I don’t know how often this topic has come up here before, but I’ve been thinking a lot about it over the past few weeks and I wish to have a discussion (not neccessarily a debate, but I thought this would be the best place to talk about it.) For some reason, at this time in my life, I’ve been thinking a lot about human existence, the meaning of life, what seperates man from beast, and various other existentialist thoughts.
I was raised in a not-very-religious household and never grew up with any kind of spiritual indoctrination. In school, I was always good at science classes (even though my real strengths were the humanities) but I never really understood the science. I was good at it in a rote, memorized way, not on any deeper level - I was good at internalizing rules and terms and systems of organization, but not good at really appreciating them for being anything else. The basic concepts of chemistry, physics and especially astronomy were always esoteric and confusing and made me have existentialist thoughts when I tried to understand them. Nevertheless I’d always thought that just because I didn’t understand science didn’t mean it wasn’t the answer to all of mankind’s problems, and that in the hands of “real” scientists, somehow the secret to human existence would eventually be unlocked.
I consider myself a spiritual person (more in the cosmic, all-encompassing-energy, Buddhist-esque vein than anything stemming from Western religion.) Once a friend and I were talking and he brought up the atom bomb, and pointed to this little spoon on the table and said, “something tinier than that spoon, something so tiny that millions of them are contained within the spoon, has the power to destroy an entire city. Isn’t that insane!” I thought, well, maybe it sounds insane, on the surface, but to me what it really means is that there is this incredible, powerful energy flowing through everything, that exists within every person, animal, plant, non-sentient object, and molecule of dust on the entire planet. And that’s not really all that different from Eastern religions’ belief in an all-encompassing life force free from the “self.”

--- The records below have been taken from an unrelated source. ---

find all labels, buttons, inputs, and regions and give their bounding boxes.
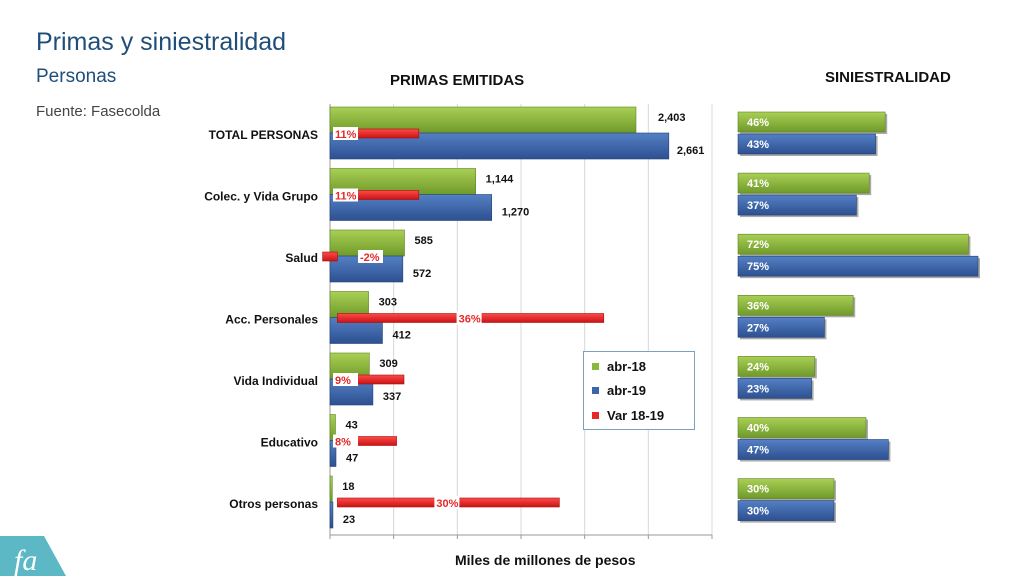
- data-label-var: 11%: [335, 191, 357, 203]
- data-label-var: 11%: [335, 129, 357, 141]
- sin-bar-abr19-acc-personales: [737, 316, 825, 338]
- sin-label-abr18: 30%: [747, 484, 769, 496]
- sin-label-abr19: 75%: [747, 261, 769, 273]
- data-label-abr19: 412: [392, 330, 410, 342]
- legend-item-abr19: abr-19: [592, 382, 646, 398]
- sin-bar-abr18-otros-personas: [737, 478, 835, 499]
- data-label-var-bg: [434, 496, 460, 509]
- slide-title: Primas y siniestralidad: [36, 28, 287, 56]
- x-axis-label: Miles de millones de pesos: [455, 552, 636, 568]
- data-label-abr19: 337: [383, 391, 401, 403]
- data-label-abr19: 1,270: [502, 207, 530, 219]
- data-label-abr19: 23: [343, 514, 355, 526]
- bar-var-salud: [322, 251, 338, 262]
- sin-bar-abr18-acc-personales: [737, 294, 854, 316]
- category-label-salud: Salud: [285, 251, 318, 265]
- legend-label: abr-19: [607, 382, 647, 398]
- sin-bar-abr19-salud: [737, 255, 979, 277]
- source-note: Fuente: Fasecolda: [36, 103, 161, 120]
- data-label-abr18: 43: [345, 420, 357, 432]
- sin-label-abr19: 27%: [747, 322, 769, 334]
- data-label-abr18: 18: [342, 481, 354, 493]
- svg-text:fa: fa: [14, 544, 37, 576]
- sin-bar-abr19-total-personas: [737, 133, 876, 155]
- sin-label-abr18: 24%: [747, 361, 769, 373]
- sin-label-abr18: 46%: [747, 117, 769, 129]
- data-label-abr18: 309: [379, 358, 397, 370]
- sin-bar-abr19-colec-y-vida-grupo: [737, 194, 857, 216]
- data-label-abr18: 2,403: [658, 112, 686, 124]
- data-label-var-bg: [333, 127, 358, 140]
- sin-label-abr19: 23%: [747, 383, 769, 395]
- sin-label-abr19: 47%: [747, 445, 769, 457]
- data-label-var-bg: [456, 311, 482, 325]
- legend-swatch-red: [592, 411, 599, 419]
- sin-bar-abr19-vida-individual: [737, 378, 812, 399]
- category-label-vida-individual: Vida Individual: [234, 374, 318, 388]
- data-label-var: 36%: [459, 314, 481, 326]
- data-label-var: -2%: [360, 252, 380, 264]
- sin-bar-abr18-vida-individual: [737, 356, 816, 377]
- data-label-abr19: 47: [346, 453, 358, 465]
- data-label-abr19: 572: [413, 268, 431, 280]
- siniestralidad-chart-title: SINIESTRALIDAD: [825, 69, 951, 86]
- sin-label-abr19: 43%: [747, 139, 769, 151]
- data-label-var-bg: [358, 250, 383, 263]
- sin-label-abr18: 40%: [747, 423, 769, 435]
- bar-abr19-educativo: [329, 440, 337, 467]
- sin-label-abr19: 37%: [747, 200, 769, 212]
- sin-bar-abr19-educativo: [737, 439, 889, 460]
- data-label-abr18: 585: [414, 235, 432, 247]
- bar-abr18-total-personas: [329, 106, 637, 134]
- sin-bar-abr18-educativo: [737, 417, 867, 438]
- sin-bar-abr18-total-personas: [737, 111, 886, 133]
- category-label-colec-y-vida-grupo: Colec. y Vida Grupo: [204, 190, 318, 204]
- legend-swatch-blue: [592, 386, 599, 394]
- data-label-abr19: 2,661: [677, 145, 705, 157]
- category-label-total-personas: TOTAL PERSONAS: [209, 128, 318, 142]
- fasecolda-logo: fa: [0, 536, 66, 576]
- legend-item-abr18: abr-18: [592, 358, 646, 374]
- primas-chart-title: PRIMAS EMITIDAS: [390, 72, 525, 89]
- data-label-var: 8%: [335, 437, 351, 449]
- legend-label: abr-18: [607, 358, 647, 374]
- sin-bar-abr18-salud: [737, 233, 969, 255]
- category-label-educativo: Educativo: [261, 436, 318, 450]
- legend-label: Var 18-19: [607, 407, 665, 423]
- data-label-var: 30%: [436, 498, 458, 510]
- legend-swatch-green: [592, 362, 599, 370]
- chart-legend: abr-18 abr-19 Var 18-19: [583, 351, 695, 430]
- sin-bar-abr19-otros-personas: [737, 500, 835, 521]
- data-label-abr18: 1,144: [486, 174, 514, 186]
- data-label-var-bg: [333, 434, 358, 448]
- sin-bar-abr18-colec-y-vida-grupo: [737, 172, 870, 194]
- sin-label-abr18: 41%: [747, 178, 769, 190]
- data-label-abr18: 303: [379, 297, 397, 309]
- category-label-acc-personales: Acc. Personales: [225, 313, 318, 327]
- data-label-var-bg: [333, 373, 358, 386]
- slide-subtitle: Personas: [36, 66, 117, 87]
- data-label-var: 9%: [335, 375, 351, 387]
- sin-label-abr18: 36%: [747, 300, 769, 312]
- bar-abr19-otros-personas: [329, 501, 334, 529]
- sin-label-abr18: 72%: [747, 239, 769, 251]
- legend-item-var: Var 18-19: [592, 407, 664, 423]
- sin-label-abr19: 30%: [747, 506, 769, 518]
- data-label-var-bg: [333, 188, 358, 202]
- category-label-otros-personas: Otros personas: [229, 497, 318, 511]
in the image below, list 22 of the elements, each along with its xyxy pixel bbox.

I’ve recently been doubting that science does hold all the answers for mankind, and that science is simply an extention of what religion is - an intense human desire to know the unknowable and to figure out the meaning of our existence. Both are eteological - they seek to explain. Science, I thought, is just a series of classifications, of names, of taxonomies. We humans think that by having a Latin name for every little thing, by having a mathematical formula for every single event, that we really understand it - but all those animals, plants, and natural + physical phenomena were all there before man was around to make up languages and give them all names and classify and organize them. Scientists can research, experiment - even create new beings through cloning. But each door we unlock leads to a hallway filled with more locked doors. Each mystery we solve leaves hundreds unanswered.
Right now I’m almost 19 years old, done with my first year of college, unsure of my life’s meaning and direction and where I am headed, and desperately seeking some answers to these existentialist questions. Some of my peers are spiritualists who throw themselves into meditation and reflection, and while I’ve considered (and would be willing to explore) Buddhism, Hinduism, zen medidation, and all that, I still don’t know if it’s the solution to my quandaries. With every new scientific report I read about in the news, whether it be about astronomy or the human brain, confuses me and scares me. It scares me to think that there are billions of stars and planets and galaxies out there, that the “universe” is “expanding” or “contracting,” and that all of it is there to serve no greater purpose. That there is no reason for physical existence. I want to believe in a greater force, but I don’t know what greater force to believe in.